The number of student-athletes participating in NCAA championship sports in 2024/25 climbed to 554,298, an all-time high, according to the NCAA Sports Sponsorship and Participation Rates Report. This is an increase of 15,368 from the 2023/24 academic year.
For the first time since 1982, the data found that Division I participant counts in NCAA sports are over 200,000 (202,353 for championship sports; 204,255 when combining with emerging sports).
Division III had a championship sport participant count of 210,878, and Division II championship sport participants totaled 141,067 in the 2024/25 academic year.
Sponsorship and participation in emerging sports increased by over 20 percent in 2024/25, with 6,992 athletes participating across three divisions.
In the 2024/25 academic year, schools across all three divisions sponsored 19,928 teams in NCAA championship sports — an all-time high — and 62 more than in the 2023/24 academic year.
Division I schools added 87 sponsored programs, bringing the total to 6,750 in championship sports. Counting both championship and emerging sports, Division I schools sponsored 6,812 NCAA sports in the 2024/25 academic year, in which 204,255 student-athletes participated, an increase over the 198,483 student-athletes who participated in championships and emerging sports at the Division I level in 2023/24.
Division II schools sponsored 5,021 championship sport teams, and Division III saw 8,157 championship sport teams compete.
The 2025/26 season will include two additional NCAA championships. The inaugural National Collegiate Women’s Wrestling Championships will take place on March 6-7, with 111 teams competing across all three divisions. The first National Collegiate Women’s Fencing Championships will be held from March 19 to 22.

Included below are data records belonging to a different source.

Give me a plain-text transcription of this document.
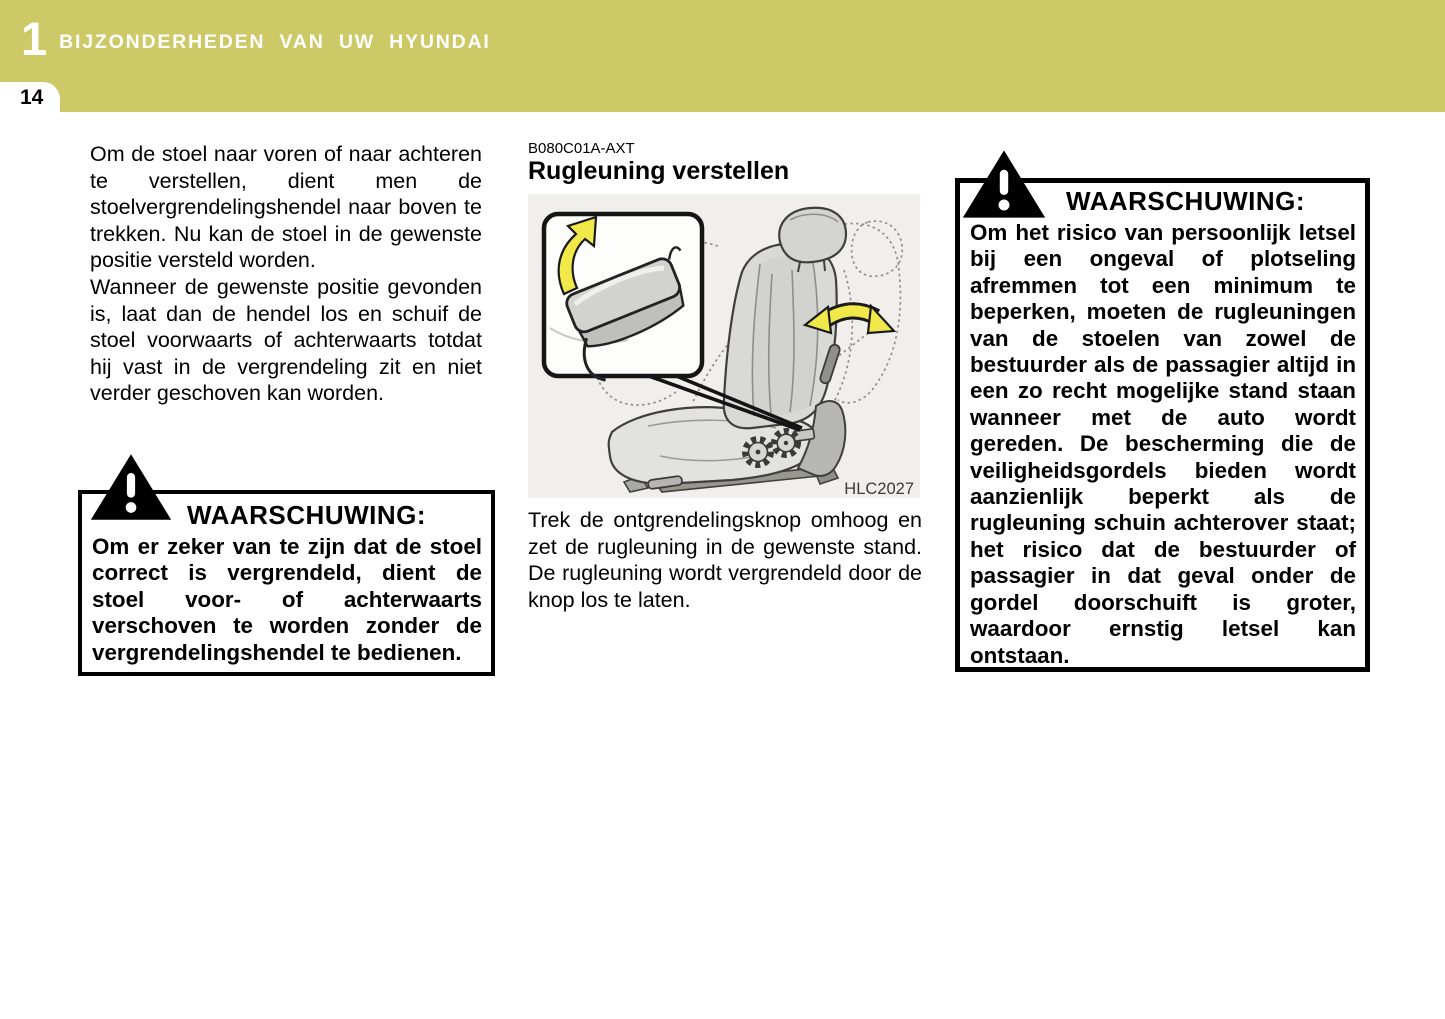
1 BIJZONDERHEDEN VAN UW HYUNDAI
14

Om de stoel naar voren of naar achteren te verstellen, dient men de stoelvergrendelingshendel naar boven te trekken. Nu kan de stoel in de gewenste positie versteld worden.

Wanneer de gewenste positie gevonden is, laat dan de hendel los en schuif de stoel voorwaarts of achterwaarts totdat hij vast in de vergrendeling zit en niet verder geschoven kan worden.

WAARSCHUWING:
Om er zeker van te zijn dat de stoel correct is vergrendeld, dient de stoel voor- of achterwaarts verschoven te worden zonder de vergrendelingshendel te bedienen.
B080C01A-AXT
Rugleuning verstellen
HLC2027

Trek de ontgrendelingsknop omhoog en zet de rugleuning in de gewenste stand. De rugleuning wordt vergrendeld door de knop los te laten.

WAARSCHUWING:
Om het risico van persoonlijk letsel bij een ongeval of plotseling afremmen tot een minimum te beperken, moeten de rugleuningen van de stoelen van zowel de bestuurder als de passagier altijd in een zo recht mogelijke stand staan wanneer met de auto wordt gereden. De bescherming die de veiligheidsgordels bieden wordt aanzienlijk beperkt als de rugleuning schuin achterover staat; het risico dat de bestuurder of passagier in dat geval onder de gordel doorschuift is groter, waardoor ernstig letsel kan ontstaan.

Previously, the fencing championships were a combined event where a school’s men’s and women’s results were totaled together to determine one NCAA champion. This year, there will be a women’s national championship team and a men’s national championship team.
“The NCAA sports sponsorship and participation rates show that opportunities for student-athletes continue to increase,” NCAA President Charlie Baker said. “With the addition of women’s wrestling and fencing championships, it offers more student-athletes the chance to experience competition at the highest levels of their collegiate athletics careers.”